31 maggio 2015 | 18:10

Valter Mainetti a sorpresa insieme a Matteo Arpe tra i nuovi azionisti del Foglio

Si sta delineando in queste ore la nuova compagine azionaria del Foglio anche se sulle percentuali delle quote (il 40% andrebbe al fondo Sator di Matteo Arpe, un altro 40% a Valter Mainetti, presidente di Sorgente Group e il residuo 20% diviso tra Giuliano Ferrara e altri azionisti minori) gli avvocati e gli esperti stanno lavorando alacremente per chiudere la trattativa.

Valter Mainetti (foto Sorgente Group)

Valter Mainetti (foto Sorgente Group)

Se Matteo Arpe e ‘ un personaggio molto noto al mondo dell’informazione, dove peraltro ha deciso di investire con Sator come socio di maggioranza di News 3.0, di Mainetti non si sa poco o nulla pur essendo un importante protagonista della finanza immobiliare e del collezionismo d’arte.

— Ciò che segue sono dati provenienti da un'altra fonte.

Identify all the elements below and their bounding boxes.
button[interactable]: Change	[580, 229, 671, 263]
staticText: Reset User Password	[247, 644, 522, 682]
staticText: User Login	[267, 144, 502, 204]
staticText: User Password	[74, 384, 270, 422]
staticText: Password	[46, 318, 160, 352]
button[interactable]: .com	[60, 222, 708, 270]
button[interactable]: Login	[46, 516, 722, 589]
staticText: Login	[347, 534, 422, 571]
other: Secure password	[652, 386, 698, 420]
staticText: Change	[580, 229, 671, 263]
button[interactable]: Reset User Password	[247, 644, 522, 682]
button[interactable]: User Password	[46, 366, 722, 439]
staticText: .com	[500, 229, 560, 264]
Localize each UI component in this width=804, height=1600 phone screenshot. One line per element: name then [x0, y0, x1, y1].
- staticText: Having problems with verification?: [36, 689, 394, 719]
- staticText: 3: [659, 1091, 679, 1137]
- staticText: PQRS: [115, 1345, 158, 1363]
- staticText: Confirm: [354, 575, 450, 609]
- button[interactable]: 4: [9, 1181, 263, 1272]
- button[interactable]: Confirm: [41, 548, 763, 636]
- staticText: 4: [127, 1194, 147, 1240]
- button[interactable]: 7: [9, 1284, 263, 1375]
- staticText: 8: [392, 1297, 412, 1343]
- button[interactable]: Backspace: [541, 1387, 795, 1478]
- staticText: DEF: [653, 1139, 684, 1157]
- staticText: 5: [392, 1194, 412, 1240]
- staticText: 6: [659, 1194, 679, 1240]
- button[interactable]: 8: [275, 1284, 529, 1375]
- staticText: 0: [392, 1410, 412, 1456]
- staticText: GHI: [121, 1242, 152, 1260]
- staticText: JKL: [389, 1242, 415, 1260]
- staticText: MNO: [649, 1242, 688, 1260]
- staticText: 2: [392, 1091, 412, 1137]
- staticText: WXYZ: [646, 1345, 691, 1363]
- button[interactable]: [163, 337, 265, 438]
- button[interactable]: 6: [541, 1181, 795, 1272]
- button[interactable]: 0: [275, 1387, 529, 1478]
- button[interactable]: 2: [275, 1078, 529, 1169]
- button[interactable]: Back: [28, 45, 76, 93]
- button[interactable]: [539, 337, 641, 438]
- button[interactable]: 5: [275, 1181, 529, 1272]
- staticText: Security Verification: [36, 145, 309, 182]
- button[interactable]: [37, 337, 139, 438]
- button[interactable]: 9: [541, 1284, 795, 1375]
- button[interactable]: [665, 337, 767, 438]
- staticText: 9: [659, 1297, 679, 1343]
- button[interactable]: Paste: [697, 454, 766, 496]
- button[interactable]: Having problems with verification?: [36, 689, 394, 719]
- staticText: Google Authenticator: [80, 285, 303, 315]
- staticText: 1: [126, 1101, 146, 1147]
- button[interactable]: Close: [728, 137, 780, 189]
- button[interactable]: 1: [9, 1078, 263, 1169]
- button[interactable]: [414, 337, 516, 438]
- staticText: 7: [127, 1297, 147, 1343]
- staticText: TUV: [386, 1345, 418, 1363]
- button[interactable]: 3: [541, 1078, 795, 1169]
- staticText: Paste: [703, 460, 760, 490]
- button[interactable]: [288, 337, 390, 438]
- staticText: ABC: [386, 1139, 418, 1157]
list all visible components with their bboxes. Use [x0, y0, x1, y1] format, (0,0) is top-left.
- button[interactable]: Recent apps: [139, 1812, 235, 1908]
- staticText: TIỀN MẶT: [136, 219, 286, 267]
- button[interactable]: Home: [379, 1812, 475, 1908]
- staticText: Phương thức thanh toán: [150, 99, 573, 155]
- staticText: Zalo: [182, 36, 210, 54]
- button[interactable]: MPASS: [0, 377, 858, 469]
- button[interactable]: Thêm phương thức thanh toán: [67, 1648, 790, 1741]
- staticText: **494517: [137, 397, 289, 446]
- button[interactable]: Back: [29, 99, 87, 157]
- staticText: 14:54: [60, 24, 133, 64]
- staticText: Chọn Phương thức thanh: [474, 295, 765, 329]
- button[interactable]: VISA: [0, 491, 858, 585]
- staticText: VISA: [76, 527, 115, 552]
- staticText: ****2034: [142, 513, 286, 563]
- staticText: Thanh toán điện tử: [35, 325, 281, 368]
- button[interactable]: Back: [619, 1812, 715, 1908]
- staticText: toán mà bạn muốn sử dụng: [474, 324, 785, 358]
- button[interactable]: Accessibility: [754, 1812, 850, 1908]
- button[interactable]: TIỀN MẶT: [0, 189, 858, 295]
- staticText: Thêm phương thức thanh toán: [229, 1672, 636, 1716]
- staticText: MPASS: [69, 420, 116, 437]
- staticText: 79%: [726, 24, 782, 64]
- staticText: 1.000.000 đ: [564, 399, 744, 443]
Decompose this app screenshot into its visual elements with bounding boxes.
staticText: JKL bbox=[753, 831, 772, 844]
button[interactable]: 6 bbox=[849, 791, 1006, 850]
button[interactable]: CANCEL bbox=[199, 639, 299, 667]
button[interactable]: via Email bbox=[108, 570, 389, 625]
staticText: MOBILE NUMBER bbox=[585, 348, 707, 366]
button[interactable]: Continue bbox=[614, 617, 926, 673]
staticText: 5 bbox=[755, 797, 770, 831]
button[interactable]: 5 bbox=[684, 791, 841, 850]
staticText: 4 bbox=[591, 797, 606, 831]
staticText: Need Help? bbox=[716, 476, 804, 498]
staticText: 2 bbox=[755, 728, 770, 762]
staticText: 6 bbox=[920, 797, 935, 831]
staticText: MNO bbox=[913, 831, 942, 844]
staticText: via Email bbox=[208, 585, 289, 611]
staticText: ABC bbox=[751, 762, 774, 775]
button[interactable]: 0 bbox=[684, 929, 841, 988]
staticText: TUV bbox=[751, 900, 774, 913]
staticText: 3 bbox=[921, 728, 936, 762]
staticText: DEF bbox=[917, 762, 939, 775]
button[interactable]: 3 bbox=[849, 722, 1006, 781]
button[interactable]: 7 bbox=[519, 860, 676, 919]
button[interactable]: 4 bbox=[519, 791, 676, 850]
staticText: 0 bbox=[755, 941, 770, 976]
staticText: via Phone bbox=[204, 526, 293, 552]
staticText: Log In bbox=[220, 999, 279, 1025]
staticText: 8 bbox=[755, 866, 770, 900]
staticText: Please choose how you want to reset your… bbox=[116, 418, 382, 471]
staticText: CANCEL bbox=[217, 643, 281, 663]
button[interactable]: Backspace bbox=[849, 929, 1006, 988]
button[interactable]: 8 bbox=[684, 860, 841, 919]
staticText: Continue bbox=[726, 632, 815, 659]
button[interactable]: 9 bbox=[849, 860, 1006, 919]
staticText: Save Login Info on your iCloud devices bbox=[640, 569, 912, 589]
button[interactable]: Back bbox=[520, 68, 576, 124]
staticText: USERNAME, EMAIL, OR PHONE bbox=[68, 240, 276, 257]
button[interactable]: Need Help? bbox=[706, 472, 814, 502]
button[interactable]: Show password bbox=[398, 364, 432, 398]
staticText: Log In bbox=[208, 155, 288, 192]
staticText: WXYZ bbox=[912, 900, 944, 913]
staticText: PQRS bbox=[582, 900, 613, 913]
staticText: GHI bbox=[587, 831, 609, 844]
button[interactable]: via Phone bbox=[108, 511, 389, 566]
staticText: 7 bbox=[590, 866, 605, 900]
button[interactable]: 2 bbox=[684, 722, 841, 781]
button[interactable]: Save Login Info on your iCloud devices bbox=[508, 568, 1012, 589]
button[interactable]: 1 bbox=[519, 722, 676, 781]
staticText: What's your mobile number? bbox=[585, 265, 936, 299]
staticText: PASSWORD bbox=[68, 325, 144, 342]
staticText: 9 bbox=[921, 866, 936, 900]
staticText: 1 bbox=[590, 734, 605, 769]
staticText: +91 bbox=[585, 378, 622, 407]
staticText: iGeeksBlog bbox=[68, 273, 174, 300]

La notizia che Valter Mainetti entri nella compagine societaria del Foglio ha destato qualche stupore e pochi riescono a capire le ragioni che hanno portato questo signore elegante, dalla cultura levigata (è, tra l’altro, professore di Finanza immobiliare alla facoltà di Economia dell’Università di Parma) e dalla passione per il collezionismo d’arte, che gia’ si era affacciato all’editoria con il sito on line Il Ghirlandaio, ad aderire alla proposta di Giuliano Ferrara di investire nel quotidiano.
Prima Comunicazione lo ha intervistato un anno fa nella sede romana di Sorgente Group, uno storico palazzo in Via del Tritone, e ci raccontò la sua storia e la sua filosofia
Erede di costruttori in Italia e negli Stati Uniti, Valter Mainetti è il fondatore di Sorgente Group che governa tre solide holding che si occupano di investimenti, finanza e gestione immobiliare: Sorgente Group Spa (Italia), Sorgente Group of America Corp. (Usa) e Sorgente Group International Holding Ltd (Gran Bretagna). Non solo. Insieme alla moglie Paola, presiede la Fondazione Sorgente Group che si occupa e preoccupa della tutela del patrimonio artistico e culturale italiano. Fondazione che possiede una ricca raccolta di antichità greche e romane, una pinacoteca con opere dal 1400 al 1700 e uno spettacolare assortimento di arte liberty. Tra le altre cose promuove la pubblicazione di libri di prestigio come quello dedicato al Flatiron Building di New York, il primo grattacielo al mondo costruito in acciaio e oggi di proprietà di uno dei fondi di Sorgente Group insieme ad altri gioielli di architettura come il Fine Arts Building di Los Angeles, la ex galleria Colonna (ora galleria Alberto Sordi) di Roma, immobili di pregio a Piazza Cordusio e Via Senato a Milano, mentre sul fronte alberghiero ci sono diversi Chateaux in Francia. Il patrimonio immobiliare posseduto dai fondi e dalle società controllate, sommato a quello gestito, supera – il dato è della fine del 2014 – i 5 miliardi di euro.
L’ingresso di Mainetti nella nuova società del Foglio puo’ soddisfare tutti: Arpe, che non deve accollarsi da solo tutti gli oneri e i rischi dell’impresa, Giuliano Ferrara che cosi’ non consegna il suo amato Foglio/figlio nelle mani di un unico editore, Mainetti che si trova al tavolo di un’impresa culturale e politica di un giornale molto attento anche agli scenari internazionali e voce ascoltata nei luoghi del potere nostrano grazie all’autorevolezza delle sue firme, a partire da quella di Giuliano Ferrara, e al buon rapporto di conoscenza con Matteo Renzi e del suo entourage, di cui Claudio Cerasa -da fine febbraio nuovo direttore – e’ stato ed e’ il piu’ attento cronista.
Il Foglio ha progetti editoriali molto chiari (come raccontiamo nel servizio sul numero in edicola di Prima Comunicazione a pag. 64 .): unire la produzione del giornale di carta a quella dell’on line, che “non punta sull’informazione di flusso ma sulla qualità’ degli articoli per farsi pagare anche su internet”, come spiega Cerasa che sta studiando tutte le strade praticabili per allargare i ricavi dell’editrice che a breve dovrà fare i conti con la fine dei finanziamenti pubblici all’editoria. E per quanto riguarda la politica? “A noi piacciono molto i leader che sanno funzionare, che non sono banali e che non sono fuffa”, dice il direttore. ” Se c’e’ qualche leader o partito capace di questo a prescindere da quale sia il suo collocamento, a noi interessa”.